DER STANDARD-Kommentar: "Eine deutsche Bankenunion" von Thomas Mayer
(ots) - Respekt für die EU-Finanzminister: Es ist ihnen -
trotz der enormen Widersprüche und Widerstände einzelner Länder -
doch gelungen, das Grundgerüst für eine erste Bankenunion rechtzeitig
zusammenzubasteln. Sie wird vor allem dem Euroraum dienen, das System
der gemeinsamen Währung zu stärken. Als Nächstes muss der
Gesamtvorschlag ins EU-Parlament gehen, das in dieser Frage volles
Mitentscheidungsrecht hat - und auch schon einige substanzielle
Abänderungswünsche vorbrachte. Aber die Chancen stehen gut, dass
Gesetzesbeschlüsse noch vor den Europawahlen im Mai 2014 erfolgen.
Die Bankenunion könnte dann also im Herbst 2014 stehen. Anlass zum
Jubel über einen sprichwörtlichen "historischen Schritt", in den
manche nach zwei durchverhandelten Nächten in Brüssel gleich
ausbrachen, gibt es freilich nicht. Das vereinbarte "System" auf drei
Säulen - Bankenaufsicht unter dem Dach der Europäischen Zentralbank
(EZB), ein Regelwerk zur Abwicklung maroder Institute und schließlich
Einlagensicherung für die Sparer - ist äußerst kompliziert, und es
ist träge im Entscheidungsablauf. Es wird zehn lange Jahre dauern,
bis die gemeinsamen Fonds für Abwicklung und Einlagensicherung
gefüllt sind. Die Mittel dafür müssen die Banken über fixierte
Beiträge selbst aufbringen. Die größte Schwachstelle ist aber eine
politische: Anders als von den gemeinsamen EU-Institutionen, EZB und
der Mehrheit der Mitglieder vorgeschlagen, ist es nicht gelungen, das
Letztentscheidungsrecht über Sein oder Nichtsein einer grenzenlos
tätigen Bank aus nationalem Zugriff zu befreien. Das geht auf
riesigen deutschen Druck zurück. In Berlin traut man den
Gemeinschaftsinstitutionen nicht über den Weg, wenn es darum geht, in
einer Krisensituation eine für alle Länder verbindliche Konsequenz zu
ziehen - zum Beispiel anzuordnen, dass eine Bank zugesperrt werden
muss.
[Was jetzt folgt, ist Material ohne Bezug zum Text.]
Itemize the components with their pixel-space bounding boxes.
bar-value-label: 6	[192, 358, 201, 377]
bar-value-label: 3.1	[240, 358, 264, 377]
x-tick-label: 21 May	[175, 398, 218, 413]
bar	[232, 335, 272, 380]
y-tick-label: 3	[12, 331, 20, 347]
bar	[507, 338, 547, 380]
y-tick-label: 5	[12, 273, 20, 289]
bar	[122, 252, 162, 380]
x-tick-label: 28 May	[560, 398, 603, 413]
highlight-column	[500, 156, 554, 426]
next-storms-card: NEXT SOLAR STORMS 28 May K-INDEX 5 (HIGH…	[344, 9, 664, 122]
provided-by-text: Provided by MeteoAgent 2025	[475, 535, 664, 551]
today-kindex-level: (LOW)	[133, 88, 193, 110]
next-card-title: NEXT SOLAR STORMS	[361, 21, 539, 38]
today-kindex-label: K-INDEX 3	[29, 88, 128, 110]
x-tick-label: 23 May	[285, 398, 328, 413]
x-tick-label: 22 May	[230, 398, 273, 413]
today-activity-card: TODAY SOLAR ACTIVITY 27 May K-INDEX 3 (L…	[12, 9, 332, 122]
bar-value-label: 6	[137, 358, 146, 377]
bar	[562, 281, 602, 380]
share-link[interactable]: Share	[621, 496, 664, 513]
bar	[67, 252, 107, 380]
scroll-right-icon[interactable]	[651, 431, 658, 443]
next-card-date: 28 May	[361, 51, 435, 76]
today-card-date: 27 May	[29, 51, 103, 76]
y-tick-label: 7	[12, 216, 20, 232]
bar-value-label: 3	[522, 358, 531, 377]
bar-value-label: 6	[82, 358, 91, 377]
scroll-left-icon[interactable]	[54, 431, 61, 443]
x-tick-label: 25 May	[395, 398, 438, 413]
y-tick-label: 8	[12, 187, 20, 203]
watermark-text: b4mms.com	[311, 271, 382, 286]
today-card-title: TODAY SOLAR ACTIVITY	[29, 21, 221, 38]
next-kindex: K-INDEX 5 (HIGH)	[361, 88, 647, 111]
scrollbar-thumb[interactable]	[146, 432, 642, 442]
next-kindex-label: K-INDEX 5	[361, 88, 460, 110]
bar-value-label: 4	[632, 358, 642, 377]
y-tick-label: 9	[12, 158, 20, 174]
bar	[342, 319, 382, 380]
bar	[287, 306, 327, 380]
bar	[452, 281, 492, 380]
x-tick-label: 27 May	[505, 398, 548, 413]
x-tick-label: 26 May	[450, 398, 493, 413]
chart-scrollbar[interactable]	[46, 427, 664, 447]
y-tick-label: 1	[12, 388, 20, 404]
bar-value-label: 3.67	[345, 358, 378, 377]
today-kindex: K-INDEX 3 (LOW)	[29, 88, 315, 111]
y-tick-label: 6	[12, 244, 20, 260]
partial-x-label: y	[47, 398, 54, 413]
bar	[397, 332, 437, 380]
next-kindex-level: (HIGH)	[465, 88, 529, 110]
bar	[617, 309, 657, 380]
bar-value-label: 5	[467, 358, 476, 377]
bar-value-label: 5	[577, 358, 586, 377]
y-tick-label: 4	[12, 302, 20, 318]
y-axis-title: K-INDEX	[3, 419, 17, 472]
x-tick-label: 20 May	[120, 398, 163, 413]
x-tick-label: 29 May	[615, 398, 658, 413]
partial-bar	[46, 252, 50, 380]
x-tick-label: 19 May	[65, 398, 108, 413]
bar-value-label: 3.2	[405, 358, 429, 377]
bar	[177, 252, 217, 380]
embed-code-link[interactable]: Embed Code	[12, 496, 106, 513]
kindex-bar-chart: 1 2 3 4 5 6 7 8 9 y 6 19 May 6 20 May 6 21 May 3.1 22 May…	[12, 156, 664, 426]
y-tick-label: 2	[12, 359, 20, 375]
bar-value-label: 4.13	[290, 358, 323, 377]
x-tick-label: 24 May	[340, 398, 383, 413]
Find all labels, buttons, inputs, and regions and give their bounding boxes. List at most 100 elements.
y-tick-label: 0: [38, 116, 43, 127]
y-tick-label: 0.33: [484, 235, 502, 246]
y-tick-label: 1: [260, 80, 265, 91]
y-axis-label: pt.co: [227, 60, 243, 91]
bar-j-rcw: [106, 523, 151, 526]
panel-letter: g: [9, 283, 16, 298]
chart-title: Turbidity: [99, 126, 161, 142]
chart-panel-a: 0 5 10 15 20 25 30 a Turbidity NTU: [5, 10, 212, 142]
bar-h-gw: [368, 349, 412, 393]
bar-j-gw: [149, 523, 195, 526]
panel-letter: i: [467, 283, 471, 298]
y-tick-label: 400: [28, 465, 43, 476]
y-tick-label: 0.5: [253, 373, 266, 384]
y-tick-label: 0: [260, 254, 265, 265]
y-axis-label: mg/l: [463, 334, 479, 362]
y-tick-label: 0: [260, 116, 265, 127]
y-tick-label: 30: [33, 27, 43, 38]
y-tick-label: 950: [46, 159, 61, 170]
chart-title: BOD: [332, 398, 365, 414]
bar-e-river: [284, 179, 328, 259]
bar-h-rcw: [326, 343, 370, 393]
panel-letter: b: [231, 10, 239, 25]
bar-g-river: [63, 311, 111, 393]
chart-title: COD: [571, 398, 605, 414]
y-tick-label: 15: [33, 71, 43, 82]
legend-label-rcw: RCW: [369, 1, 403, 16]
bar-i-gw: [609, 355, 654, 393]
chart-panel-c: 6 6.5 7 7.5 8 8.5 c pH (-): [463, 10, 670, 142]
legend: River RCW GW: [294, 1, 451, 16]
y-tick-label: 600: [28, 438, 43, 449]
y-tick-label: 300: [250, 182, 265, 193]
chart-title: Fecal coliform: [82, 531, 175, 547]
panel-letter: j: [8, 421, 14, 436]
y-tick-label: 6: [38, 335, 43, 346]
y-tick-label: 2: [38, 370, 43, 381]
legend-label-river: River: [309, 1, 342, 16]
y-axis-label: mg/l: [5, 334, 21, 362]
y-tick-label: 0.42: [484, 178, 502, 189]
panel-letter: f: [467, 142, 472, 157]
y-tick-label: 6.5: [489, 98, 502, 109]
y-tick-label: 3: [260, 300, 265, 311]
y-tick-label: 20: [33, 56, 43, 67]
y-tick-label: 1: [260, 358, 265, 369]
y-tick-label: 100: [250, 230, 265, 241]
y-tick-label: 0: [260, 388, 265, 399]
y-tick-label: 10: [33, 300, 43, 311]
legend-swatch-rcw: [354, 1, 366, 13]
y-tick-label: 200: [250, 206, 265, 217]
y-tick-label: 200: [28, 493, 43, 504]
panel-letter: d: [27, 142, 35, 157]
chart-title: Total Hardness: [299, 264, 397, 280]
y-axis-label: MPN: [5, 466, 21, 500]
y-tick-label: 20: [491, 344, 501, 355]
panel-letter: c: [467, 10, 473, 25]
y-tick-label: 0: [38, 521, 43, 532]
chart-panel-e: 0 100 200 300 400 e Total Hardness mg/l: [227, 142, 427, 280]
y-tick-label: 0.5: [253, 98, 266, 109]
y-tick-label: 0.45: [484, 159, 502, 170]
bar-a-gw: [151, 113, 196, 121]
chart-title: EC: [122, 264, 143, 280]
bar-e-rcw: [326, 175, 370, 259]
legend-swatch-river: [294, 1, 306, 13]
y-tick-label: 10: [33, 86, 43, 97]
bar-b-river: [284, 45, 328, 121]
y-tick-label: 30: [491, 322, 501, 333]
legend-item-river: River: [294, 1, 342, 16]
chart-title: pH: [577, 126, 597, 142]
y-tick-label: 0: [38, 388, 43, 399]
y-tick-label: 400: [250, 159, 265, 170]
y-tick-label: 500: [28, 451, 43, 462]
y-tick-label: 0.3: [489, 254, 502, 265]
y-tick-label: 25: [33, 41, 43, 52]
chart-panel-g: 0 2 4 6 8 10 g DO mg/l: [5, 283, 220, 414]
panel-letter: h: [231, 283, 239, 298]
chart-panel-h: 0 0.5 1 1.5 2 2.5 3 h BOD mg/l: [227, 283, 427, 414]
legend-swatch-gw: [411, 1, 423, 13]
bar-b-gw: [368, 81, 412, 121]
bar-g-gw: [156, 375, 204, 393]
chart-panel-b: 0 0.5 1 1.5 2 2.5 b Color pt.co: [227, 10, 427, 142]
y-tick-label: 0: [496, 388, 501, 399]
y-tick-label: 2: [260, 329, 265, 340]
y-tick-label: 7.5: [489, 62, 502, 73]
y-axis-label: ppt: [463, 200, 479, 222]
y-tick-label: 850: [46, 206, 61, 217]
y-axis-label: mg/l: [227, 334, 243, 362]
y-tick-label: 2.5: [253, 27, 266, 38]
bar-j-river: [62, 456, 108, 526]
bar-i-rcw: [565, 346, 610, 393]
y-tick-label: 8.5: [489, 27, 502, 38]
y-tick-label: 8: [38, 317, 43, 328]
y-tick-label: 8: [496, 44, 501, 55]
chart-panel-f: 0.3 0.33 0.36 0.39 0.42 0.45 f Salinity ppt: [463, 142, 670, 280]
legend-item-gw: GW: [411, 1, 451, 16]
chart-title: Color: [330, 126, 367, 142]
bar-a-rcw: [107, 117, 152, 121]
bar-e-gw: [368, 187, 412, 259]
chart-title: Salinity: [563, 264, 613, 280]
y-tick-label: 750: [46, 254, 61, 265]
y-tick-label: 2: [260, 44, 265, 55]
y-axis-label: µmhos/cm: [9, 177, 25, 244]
So war das im Gesamtbild auch schon bei den Eurohilfen für
Problemstaaten. Das hat verfassungsrechtliche Hintergründe, die im
deutschen Grundgesetz liegen. Aber es geht dabei vor allem ums Geld.
Die deutsche Regierung wollte nicht zulassen, dass auch nur die
geringsten Mittel zur Bankenrestrukturierung nach Brüssel fließen,
wenn sie selbst nicht die Hand drauf hat. Daraus ist ein
Entscheidungsmechanismus entstanden, den viele für schwer umsetzbar
halten. Neben der EZB-Aufsicht wird es eine Abwicklungsbehörde geben,
die der Kommission Vorschläge macht, die dann Einwände formulieren
kann. Die Letztentscheidung trifft aber der EU-Finanzministerrat,
wieder die Nationalstaaten. Das ist verständlich, aber doch wenig
konsequent, von einer Union zu reden, aber ein Netzwerk vor allem
nationaler Entscheider zu meinen. Um das zu verstehen, muss man auf
den Juni 2012 zurückschauen. Da gaben die Staats- und Regierungschefs
nicht ganz freiwillig den Auftrag zur Gründung einer Bankenunion. In
Spanien drohten wegen der Immobilienkrise Zusammenbrüche, die das
Budget des Staates gefährdeten. Man erkannte, dass Eurohilfen für
Staaten und solche für Banken getrennt werden müssen, und vor allem
die privaten Gläubiger und Anteilnehmer zuerst haften müssen. In
diese Richtung geht es jetzt, und das ist auch gut so. Aber man muss
auch davon ausgehen, dass nationale Egoismen, Schutz- und
Sonderwünsche für die jeweils "eigenen Banken" noch lange bleiben
werden.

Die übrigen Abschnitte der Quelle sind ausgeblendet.